Sebagai seorang yang gelisah, aku mencoba mencari-cari jawaban, hingga perbincangan pun berlangsung cukup lama. Aku mencoba menanyakan semua itu—menanyakan tentang orang-orang yang tak umum. Karena pria itu telah mengakui bahwa dirinya mempunyai kelainan dalam hubungan seksual; ia seorang pria yang suka berhubungan dengan sesama pria. Lalu untuk apa? Pertanyaan itu muncul kembali.

Untuk kebanyakan perempuan malam, menjaja tubuhnya adalah bukan semata-mata ia ingin memenuhi kebutuhan biologisnya. Wanita malam tak jauh berbeda dengan kita, atau dengan pekerja-pekerja kantor. Ia memiliki kebutuhan hidup yang harus segera dipenuhi, butuh untuk makan sehari-hari, atau juga butuh untuk menghidupi keluarganya—keluarga yang tak sempurna. Bahkan ia malah tak sedikit pun puas dengan biologisnya.
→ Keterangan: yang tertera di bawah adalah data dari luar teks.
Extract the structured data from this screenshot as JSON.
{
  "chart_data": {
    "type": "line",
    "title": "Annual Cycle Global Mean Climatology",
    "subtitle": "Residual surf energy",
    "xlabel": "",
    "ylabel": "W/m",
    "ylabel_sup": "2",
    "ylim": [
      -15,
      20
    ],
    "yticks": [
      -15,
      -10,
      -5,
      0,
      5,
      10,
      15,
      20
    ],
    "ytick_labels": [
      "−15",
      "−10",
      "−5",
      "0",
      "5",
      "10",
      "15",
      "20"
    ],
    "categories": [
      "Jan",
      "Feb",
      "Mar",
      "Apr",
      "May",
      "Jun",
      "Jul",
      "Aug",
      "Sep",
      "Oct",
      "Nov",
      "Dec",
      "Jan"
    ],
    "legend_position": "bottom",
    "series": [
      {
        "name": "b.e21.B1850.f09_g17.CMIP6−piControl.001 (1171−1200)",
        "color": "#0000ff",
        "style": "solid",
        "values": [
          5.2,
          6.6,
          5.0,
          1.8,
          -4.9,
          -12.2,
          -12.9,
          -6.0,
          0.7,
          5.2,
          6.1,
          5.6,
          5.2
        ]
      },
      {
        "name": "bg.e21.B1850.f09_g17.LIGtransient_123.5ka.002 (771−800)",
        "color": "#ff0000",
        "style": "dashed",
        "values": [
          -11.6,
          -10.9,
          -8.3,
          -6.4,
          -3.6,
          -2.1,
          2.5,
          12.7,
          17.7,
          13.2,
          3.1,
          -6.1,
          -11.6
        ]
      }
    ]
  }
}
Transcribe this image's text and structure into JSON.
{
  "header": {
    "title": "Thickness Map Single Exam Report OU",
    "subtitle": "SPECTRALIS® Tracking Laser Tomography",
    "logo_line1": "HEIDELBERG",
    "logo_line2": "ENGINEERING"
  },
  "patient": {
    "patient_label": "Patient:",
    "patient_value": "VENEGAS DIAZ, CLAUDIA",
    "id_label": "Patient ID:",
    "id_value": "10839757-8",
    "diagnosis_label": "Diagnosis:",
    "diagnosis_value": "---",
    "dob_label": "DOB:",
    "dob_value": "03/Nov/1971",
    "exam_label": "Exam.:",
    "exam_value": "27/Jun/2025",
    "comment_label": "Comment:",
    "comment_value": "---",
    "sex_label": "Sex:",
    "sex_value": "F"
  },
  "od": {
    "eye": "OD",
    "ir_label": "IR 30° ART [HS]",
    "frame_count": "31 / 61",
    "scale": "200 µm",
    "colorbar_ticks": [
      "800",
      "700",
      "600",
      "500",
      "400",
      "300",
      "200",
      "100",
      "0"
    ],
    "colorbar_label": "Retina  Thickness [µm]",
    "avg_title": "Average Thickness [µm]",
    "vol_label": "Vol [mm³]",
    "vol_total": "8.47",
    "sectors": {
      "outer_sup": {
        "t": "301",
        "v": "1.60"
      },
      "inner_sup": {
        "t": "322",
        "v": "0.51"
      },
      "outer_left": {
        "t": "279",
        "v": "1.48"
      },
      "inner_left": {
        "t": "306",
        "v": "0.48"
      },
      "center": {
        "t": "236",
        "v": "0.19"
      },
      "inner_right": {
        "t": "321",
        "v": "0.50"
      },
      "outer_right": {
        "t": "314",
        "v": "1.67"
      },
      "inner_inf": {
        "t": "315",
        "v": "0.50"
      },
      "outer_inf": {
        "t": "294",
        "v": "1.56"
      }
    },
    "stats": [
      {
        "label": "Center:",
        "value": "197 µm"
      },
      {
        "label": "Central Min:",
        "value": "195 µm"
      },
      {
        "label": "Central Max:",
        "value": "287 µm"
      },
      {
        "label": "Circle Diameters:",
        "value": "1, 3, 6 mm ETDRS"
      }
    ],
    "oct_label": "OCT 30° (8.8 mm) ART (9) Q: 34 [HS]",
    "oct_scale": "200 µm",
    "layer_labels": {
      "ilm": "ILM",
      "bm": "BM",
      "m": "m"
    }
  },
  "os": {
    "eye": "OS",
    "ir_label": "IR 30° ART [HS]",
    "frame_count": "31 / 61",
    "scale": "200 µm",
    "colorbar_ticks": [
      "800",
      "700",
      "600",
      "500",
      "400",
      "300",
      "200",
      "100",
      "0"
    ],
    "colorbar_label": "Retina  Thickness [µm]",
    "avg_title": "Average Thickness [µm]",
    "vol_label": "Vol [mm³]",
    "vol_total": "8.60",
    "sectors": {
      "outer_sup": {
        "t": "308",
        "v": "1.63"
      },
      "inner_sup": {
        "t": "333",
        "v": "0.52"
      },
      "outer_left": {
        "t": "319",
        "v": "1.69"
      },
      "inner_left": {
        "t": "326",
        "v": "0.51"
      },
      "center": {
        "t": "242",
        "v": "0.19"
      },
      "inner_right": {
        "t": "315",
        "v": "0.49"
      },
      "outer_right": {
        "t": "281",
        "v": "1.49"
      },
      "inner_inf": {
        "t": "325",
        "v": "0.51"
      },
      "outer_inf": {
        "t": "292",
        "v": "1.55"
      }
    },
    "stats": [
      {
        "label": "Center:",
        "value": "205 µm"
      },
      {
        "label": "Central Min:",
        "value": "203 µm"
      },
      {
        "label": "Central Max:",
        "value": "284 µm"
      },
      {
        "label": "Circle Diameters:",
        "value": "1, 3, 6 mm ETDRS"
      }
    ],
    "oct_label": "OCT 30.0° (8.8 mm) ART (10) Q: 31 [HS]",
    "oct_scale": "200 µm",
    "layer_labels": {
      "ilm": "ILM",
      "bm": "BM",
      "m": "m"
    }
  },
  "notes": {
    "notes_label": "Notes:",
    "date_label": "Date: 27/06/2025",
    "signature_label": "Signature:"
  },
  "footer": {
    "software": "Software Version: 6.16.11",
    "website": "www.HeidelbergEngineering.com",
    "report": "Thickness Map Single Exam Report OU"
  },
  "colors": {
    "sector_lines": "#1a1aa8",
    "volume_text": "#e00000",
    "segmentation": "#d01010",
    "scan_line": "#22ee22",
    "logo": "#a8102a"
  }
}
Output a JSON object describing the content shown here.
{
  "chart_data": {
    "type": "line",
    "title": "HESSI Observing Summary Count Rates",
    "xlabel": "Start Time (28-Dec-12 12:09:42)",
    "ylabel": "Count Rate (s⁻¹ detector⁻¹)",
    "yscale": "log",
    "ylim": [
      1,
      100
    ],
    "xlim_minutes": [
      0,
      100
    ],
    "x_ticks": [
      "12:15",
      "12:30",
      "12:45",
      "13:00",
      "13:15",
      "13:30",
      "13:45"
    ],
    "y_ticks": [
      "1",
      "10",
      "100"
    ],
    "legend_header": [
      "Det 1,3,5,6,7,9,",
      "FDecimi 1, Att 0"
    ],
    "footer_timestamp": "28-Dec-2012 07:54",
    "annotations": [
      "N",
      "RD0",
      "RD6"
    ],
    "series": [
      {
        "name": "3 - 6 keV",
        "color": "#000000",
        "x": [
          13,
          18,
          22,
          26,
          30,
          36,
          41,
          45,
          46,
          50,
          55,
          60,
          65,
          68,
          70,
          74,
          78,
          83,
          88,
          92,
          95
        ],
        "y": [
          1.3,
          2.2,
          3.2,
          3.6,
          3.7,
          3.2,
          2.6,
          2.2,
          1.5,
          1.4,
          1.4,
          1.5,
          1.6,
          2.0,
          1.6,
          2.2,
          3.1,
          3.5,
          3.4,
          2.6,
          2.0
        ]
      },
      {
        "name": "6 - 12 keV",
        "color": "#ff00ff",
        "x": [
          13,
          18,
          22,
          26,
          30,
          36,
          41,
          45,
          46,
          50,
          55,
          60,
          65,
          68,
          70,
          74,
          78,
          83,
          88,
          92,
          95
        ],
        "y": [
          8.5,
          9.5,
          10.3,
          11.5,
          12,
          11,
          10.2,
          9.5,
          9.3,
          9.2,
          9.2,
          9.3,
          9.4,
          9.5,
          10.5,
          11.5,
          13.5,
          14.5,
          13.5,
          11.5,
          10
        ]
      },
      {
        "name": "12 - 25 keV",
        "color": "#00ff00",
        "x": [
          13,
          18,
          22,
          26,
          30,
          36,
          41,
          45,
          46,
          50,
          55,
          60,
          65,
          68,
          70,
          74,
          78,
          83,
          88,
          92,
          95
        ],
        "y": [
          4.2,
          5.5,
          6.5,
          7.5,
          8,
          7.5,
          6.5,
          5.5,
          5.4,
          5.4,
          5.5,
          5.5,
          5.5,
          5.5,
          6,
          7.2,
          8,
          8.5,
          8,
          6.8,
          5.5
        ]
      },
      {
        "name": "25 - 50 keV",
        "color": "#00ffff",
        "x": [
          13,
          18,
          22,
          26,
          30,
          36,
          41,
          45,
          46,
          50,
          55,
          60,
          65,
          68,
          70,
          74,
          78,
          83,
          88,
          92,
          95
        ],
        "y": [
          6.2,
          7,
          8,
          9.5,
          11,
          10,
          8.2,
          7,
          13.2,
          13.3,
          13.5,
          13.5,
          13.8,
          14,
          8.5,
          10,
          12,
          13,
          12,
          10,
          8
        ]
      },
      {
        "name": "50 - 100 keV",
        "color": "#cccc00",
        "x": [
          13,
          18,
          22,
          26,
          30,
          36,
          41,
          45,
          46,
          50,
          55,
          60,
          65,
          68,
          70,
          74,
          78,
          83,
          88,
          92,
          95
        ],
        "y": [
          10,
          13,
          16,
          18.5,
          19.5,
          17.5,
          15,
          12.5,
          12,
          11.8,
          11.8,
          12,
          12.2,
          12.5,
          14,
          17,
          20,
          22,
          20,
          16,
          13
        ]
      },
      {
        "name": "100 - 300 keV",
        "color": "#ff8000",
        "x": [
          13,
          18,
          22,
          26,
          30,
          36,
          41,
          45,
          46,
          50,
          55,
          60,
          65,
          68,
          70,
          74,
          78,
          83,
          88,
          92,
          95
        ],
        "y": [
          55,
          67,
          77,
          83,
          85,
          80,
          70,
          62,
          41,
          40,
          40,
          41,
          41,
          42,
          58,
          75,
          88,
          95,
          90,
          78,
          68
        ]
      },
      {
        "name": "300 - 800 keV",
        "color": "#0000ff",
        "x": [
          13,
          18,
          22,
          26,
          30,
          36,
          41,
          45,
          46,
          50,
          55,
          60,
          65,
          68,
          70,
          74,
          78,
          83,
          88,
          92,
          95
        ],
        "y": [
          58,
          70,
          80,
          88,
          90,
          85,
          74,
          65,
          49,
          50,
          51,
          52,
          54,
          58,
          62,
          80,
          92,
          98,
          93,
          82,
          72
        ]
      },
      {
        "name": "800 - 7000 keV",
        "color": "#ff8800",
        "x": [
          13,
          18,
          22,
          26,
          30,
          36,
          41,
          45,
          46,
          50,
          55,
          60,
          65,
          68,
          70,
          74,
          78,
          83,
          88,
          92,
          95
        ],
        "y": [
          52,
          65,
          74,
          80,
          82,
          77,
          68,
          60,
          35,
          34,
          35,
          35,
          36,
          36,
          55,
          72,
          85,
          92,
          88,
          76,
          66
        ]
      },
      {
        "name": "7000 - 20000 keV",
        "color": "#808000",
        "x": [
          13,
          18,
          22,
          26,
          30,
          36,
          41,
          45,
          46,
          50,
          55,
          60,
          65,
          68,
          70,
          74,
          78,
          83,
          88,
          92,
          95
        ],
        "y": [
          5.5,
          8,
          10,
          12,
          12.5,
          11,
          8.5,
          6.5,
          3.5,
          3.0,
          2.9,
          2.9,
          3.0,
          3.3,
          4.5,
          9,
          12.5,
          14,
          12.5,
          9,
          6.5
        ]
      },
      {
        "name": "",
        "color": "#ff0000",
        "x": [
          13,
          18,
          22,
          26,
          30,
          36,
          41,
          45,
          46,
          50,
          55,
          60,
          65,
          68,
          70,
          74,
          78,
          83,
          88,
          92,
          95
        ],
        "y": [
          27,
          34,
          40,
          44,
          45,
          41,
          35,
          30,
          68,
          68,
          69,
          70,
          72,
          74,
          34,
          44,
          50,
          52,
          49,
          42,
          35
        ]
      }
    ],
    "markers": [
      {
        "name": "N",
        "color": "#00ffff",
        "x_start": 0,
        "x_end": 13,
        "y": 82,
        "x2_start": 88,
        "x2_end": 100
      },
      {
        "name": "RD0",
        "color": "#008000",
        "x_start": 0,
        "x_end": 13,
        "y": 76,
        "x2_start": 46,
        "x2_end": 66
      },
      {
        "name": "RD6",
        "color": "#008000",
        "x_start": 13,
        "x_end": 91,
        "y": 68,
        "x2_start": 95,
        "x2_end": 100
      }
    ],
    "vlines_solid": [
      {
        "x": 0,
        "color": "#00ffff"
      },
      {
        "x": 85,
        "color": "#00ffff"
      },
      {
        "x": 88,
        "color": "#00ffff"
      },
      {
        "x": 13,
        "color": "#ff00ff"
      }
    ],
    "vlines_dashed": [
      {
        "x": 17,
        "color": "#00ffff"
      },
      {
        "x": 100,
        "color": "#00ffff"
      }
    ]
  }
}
Lalu untuk pria, mereka yang memiliki sifat yang lain itu lebih memilih kebutuhan biologisnya daripada masalah ekonomi. Dalam hal ini pun banyak jenis pria yang lain itu—dari cara ia berdandan—ada pria yang berbusana wanita, pria yang berbusana pria namun bergaya seperti wanita, atau pria yang gagah tanpa ada tanda kewanitaan sedikitpun. Dari kebutuhan seks, ada pria yang tidak semata-mata hanya ingin berhubungan dengan pria saja, namun dengan wanita pun ia tak ada masalah(bee seks).

Kini aku semakin menyadari, bahwa manusia tercipta dengan berbagai jenis dan keanehannya. Namun tak bisa kita menilai begitu saja dengan pemikiran negatif. Karena mereka ada bukan semata-mata disengaja, namun seleksi alam lah yang membuat mereka lain dari yang umum. Mereka mempunyai sifat yang tidak seharusnya oleh kita dipandang sebelah mata. Mereka mempunyai alasan, dan mereka butuh jawaban.

Tidak selamanya yang berbeda itu salah, karena yang berbeda pun hakikatnya sama dengan yang umum. Mereka hanya menjalankan “cara”—yang kita dengan serta-merta mengutuk mereka salah, bahkan sering kita dengar ucapan”sampah masyarakat”. Mereka yang berbeda adalah mereka yang kehilangan arah, lepas kendali dari hakikat. Seperti kata Goenawan Muhammad;”kebenaran itu ada dimana-mana, termasuk di tempat yang tidak kita sukai sekalipun”.